简体   繁体   中英

Mvvm model ViewModel

It can be named MVVM model or not? Because View interacts with DataModel through ViewModelData. Does View should interact only with ViewModelData? I did read somewhere that right MVVM model should implement INotify in ViewModel not in Model. Is it right?

namespace WpfApplication135
{
/// <summary>
/// Interaction logic for MainWindow.xaml
/// </summary>
public partial class MainWindow : Window
{

    public MainWindow()
    {
        InitializeComponent();
        DataContext = new ViewModelData();
    }
}
public class ViewModelData
{
    public DataModel DM { get; set; }
    public ViewModelData()
    {
        DM = new DataModel();
    }
}
public class DataModel : INotifyPropertyChanged
{
    public int label;
    public int Label
    {
        get
        {
            return label;
        }

        set
        {
            label = value;
            RaisePropertyChanged("Label");
        }
    }
    public DataModel()
    {
        Action Update = new Action(Run);
        IAsyncResult result = Update.BeginInvoke(null, null);
    }
    public event PropertyChangedEventHandler PropertyChanged;
    private void RaisePropertyChanged(string info)
    {
        if (PropertyChanged != null)
            PropertyChanged(this, new PropertyChangedEventArgs(info));
    }
    public void Run()
    {
        int i=0;
        while(true)
        {
            System.Threading.Thread.Sleep(2000);
            Label = ++i;
        }
    }
}
}

xaml

    <Grid>
    <Label Content="{Binding DM.Label}" HorizontalAlignment="Left" Margin="10,10,0,0" VerticalAlignment="Top"/>

</Grid>

The initial thought for MVVM was indeed that the View should not know (not depend on) the Model.

In practice this meant re-implementing all those Model properties in the ViewModel (see the light-yellow box in the picture below), a lot of work. And extra painful when your Model can easily implement INPC, for example when it is generated from a database schema. Entity Framework in database-first mode lets you inject the INPC code through the T4 templates.

The consensus quickly became that it is OK to forward a ViewModel.Model property and bind to that, just like your DM property. See the light-blue box in the picture.
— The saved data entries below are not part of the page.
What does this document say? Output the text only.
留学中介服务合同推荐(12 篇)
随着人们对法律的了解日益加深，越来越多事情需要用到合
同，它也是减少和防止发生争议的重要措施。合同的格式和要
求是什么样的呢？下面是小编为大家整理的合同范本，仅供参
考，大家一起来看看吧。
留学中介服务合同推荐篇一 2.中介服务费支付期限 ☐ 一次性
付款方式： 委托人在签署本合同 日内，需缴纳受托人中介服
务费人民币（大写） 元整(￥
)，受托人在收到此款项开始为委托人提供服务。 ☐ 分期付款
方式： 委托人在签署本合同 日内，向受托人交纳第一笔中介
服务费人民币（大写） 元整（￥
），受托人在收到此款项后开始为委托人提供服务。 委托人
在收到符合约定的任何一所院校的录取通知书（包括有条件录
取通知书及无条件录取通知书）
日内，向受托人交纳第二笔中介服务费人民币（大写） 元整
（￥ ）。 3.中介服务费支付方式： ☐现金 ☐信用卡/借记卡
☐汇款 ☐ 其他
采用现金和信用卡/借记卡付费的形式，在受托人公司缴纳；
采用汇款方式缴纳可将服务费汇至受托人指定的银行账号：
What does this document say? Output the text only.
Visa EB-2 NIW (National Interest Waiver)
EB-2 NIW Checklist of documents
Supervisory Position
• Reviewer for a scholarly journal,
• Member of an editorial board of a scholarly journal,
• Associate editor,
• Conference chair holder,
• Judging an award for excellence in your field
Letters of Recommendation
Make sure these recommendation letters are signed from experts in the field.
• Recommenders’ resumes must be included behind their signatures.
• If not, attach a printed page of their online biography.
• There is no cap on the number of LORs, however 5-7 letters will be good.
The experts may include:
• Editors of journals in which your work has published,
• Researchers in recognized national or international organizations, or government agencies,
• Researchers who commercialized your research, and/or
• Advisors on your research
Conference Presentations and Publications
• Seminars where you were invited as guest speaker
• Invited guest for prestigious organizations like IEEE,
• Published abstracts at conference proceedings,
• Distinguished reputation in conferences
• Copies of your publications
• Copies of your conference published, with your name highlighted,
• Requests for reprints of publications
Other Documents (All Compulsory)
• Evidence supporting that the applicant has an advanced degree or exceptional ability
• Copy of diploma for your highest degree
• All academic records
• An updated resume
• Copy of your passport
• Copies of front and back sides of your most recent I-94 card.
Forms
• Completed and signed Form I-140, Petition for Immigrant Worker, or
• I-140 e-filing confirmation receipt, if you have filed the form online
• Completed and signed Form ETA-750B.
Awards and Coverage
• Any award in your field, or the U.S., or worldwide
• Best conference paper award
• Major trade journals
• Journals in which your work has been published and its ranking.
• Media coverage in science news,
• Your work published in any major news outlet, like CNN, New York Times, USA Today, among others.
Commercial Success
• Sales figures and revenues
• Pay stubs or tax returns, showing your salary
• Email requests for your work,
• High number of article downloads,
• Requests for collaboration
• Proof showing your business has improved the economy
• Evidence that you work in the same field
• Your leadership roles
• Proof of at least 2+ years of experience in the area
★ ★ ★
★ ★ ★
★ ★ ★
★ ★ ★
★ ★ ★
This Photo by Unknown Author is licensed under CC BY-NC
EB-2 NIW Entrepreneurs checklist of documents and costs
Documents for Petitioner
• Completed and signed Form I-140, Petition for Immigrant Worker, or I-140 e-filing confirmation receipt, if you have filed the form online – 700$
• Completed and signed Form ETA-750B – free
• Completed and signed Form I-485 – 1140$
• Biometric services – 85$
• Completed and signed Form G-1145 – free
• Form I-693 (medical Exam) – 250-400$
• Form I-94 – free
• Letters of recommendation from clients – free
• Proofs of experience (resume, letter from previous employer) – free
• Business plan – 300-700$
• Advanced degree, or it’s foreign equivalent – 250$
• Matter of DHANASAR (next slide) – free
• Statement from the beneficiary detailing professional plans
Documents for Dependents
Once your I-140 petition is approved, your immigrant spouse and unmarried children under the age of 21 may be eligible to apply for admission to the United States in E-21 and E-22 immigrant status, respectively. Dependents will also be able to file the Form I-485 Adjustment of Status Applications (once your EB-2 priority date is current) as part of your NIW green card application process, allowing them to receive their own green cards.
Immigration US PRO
The issue is visualized well in this picture, note the large number of arrows in the top right corner. They depict the various solutions for databinding and you can use any combination of them.

WPF LOB应用层-MVVM

One point of MVVM is that your view should not know your data model and vice versa. That's why there is a ViewModel. Right now, your ViewModel is wasted code. It does nothing.

You may want to read up on MVVM a bit more, because explaining it is way too broad for the Q&A format here.